One of the country's most notorious prison escapers, Brian Curtis, is trying to revive an appeal against his drug smuggling convictions, 13 years after he was jailed for almost two decades.
Curtis, now 71, remains in Auckland Prison at Paremoremo which he fled - using knotted sheets and a home-made ladder - in a high-profile escape from the maximum security jail in 1993.
He was sent back there after he was recaptured in the Philippines, where he lived for much of his eight years on the run.
His lawyer, Andrew Speed, told the Court of Appeal in Wellington yesterday that even an escapee should be allowed to exercise his right to appeal if there was the prospect of an injustice or wrongful conviction.
Justice Noel Anderson asked if it would bring the justice system into disrepute to grant a fresh appeal to a man who had abandoned one appeal, been brought back into New Zealand in handcuffs, then tried to re-start his appeal.
Curtis, who was not in court, has applied to have set aside his abandoned 1992 appeal against his conviction and 18-year sentence for smuggling LSD worth about $1.5 million.
Mr Speed said that when Curtis abandoned that appeal he did not understand that he was forever ending his right to appeal.
"There are occasions in history when people who have fought against injustice ... have [been] found to be wrongly convicted or faced an injustice," said Mr Speed.
On Curtis' escape, he said it was not to his client's credit. "There's not a great deal you can say when you've escaped from jail and not come back for 10 years," said Mr Speed.
He told the court fresh evidence might be available to present at a new appeal, based on a letter which may have been written by one of Curtis' co-offenders, Alan Nelson Wati.
That document surfaced two weeks after Curtis escaped from Paremoremo in 1993 - something which Justice Anderson said was a "coincidence" which had to be remarked upon.
Mr Speed said material in the letter might lead to grounds for an appeal, even if in itself it was not admissible as evidence.
Asked if Mr Wati was available yesterday to give evidence about the letter, Mr Speed said it appeared he may have gone to ground.
"He's disappeared at a most inconvenient time."
Curtis, Wati and a third man, David John Squire, were all jailed after a police investigation, dubbed Operation Patch, uncovered the smuggling of 35,000 tabs of LSD from the Netherlands to New Zealand.

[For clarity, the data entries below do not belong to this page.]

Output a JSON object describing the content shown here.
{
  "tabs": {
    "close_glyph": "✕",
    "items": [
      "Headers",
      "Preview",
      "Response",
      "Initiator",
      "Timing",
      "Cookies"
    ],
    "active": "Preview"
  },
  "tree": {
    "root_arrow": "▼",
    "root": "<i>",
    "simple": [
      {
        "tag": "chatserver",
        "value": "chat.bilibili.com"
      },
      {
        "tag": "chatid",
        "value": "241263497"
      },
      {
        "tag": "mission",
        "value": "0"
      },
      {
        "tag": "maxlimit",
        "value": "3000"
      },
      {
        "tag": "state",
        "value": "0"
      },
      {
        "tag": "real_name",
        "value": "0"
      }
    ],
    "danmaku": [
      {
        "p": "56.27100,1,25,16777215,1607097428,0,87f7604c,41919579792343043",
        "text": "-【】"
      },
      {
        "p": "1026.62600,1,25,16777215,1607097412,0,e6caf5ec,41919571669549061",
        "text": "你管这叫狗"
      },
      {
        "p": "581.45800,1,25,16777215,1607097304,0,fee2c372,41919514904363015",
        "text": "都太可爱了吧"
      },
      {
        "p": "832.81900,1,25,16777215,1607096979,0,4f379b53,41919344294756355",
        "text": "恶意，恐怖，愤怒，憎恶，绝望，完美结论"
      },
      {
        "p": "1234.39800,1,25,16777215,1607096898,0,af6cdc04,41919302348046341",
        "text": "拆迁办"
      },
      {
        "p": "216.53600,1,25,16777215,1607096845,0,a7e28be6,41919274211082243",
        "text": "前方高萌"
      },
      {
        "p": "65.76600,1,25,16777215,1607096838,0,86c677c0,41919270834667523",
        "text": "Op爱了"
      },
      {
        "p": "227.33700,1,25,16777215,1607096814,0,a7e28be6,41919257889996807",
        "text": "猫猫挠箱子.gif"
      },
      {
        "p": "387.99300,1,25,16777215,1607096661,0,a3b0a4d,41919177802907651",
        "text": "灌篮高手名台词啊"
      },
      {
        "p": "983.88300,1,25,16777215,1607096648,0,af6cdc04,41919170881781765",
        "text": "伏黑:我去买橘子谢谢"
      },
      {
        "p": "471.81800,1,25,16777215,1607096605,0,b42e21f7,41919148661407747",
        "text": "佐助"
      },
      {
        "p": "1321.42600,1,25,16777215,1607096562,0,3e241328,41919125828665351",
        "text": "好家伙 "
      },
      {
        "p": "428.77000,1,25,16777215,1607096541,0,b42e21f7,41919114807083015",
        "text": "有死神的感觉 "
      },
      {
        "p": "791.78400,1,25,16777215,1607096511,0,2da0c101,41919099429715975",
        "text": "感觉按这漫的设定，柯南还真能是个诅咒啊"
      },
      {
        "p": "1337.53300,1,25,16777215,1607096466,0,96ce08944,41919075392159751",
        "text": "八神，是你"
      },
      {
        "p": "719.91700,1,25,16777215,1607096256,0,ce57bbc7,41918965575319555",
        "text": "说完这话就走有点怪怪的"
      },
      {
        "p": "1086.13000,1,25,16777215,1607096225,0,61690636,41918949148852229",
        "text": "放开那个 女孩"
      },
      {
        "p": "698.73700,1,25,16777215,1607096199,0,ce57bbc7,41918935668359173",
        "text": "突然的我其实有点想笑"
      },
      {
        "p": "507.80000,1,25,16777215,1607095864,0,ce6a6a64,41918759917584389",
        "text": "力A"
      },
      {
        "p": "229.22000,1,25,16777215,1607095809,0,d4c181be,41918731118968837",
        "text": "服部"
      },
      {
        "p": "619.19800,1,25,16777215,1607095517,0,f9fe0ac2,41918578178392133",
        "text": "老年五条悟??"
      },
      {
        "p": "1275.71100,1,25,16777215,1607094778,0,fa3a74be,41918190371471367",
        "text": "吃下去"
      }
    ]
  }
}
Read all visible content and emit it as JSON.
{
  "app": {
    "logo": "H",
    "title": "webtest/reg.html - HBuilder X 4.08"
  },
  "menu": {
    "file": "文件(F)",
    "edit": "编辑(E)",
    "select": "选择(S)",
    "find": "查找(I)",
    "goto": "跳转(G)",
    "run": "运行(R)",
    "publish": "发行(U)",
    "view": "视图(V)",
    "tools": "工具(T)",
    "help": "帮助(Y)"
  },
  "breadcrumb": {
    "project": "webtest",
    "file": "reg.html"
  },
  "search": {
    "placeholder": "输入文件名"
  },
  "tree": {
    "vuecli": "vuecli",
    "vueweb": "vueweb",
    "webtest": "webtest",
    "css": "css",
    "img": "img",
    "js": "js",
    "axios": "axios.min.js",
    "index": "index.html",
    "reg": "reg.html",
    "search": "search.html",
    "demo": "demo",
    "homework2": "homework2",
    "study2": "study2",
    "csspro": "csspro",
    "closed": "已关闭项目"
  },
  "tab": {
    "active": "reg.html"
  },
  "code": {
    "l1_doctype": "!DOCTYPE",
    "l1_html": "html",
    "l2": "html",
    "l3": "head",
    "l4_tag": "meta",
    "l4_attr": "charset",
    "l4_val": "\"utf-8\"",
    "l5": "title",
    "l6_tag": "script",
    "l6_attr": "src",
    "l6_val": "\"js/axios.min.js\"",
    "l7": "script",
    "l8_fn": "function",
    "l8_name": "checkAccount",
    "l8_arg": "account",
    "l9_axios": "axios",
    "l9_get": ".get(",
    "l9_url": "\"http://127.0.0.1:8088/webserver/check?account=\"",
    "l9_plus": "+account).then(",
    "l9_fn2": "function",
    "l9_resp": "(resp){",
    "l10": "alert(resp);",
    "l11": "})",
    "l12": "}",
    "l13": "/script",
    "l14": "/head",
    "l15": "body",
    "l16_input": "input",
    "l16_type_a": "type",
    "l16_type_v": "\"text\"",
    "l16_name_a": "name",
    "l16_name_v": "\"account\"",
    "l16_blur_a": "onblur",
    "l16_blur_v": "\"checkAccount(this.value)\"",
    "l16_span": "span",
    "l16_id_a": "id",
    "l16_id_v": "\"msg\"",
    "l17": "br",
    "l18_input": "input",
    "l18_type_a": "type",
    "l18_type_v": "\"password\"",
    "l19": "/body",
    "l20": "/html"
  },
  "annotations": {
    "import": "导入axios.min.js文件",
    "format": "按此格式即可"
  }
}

Curtis was found guilty on two charges of importing LSD, and later admitted nine other changes of false pretences and two of attempted false pretences.
Crown counsel Austin Powell said the court should identify compelling reasons for setting aside an original, abandoned appeal.
Asked by the bench if evidence relating to the trial was still available, Mr Powell said it was now being looked for but the files no doubt resembled any that were 13 years old and previously thought closed.
He said there was a distinct possibility that some evidential tape recordings of conversations no longer existed.
Justices Anderson, Grant Hammond and William Young reserved their decision.
LEGAL SAGA
* Brian Curtis was jailed for importing LSD worth $1.5 million in 1991.
* The following year he abandoned an appeal against his convictions.
* In August 1993, he and convicted killer Michael Bullock escaped from Auckland Prison.
* For the next eight years, Curtis is thought to have lived mainly in Asia.
* He was recaptured after Auckland detective Mike Bush tracked him to Manila.
* While there he had started a new relationship and had a daughter.
* He was brought back to New Zealand in 2001 and his escape earned him two-and-a-half- years' jail.
* Curtis yesterday asked the Court of Appeal to let him revive his appeal.
* Now 71, he remains in Auckland Prison and his lawyers say he is in good health.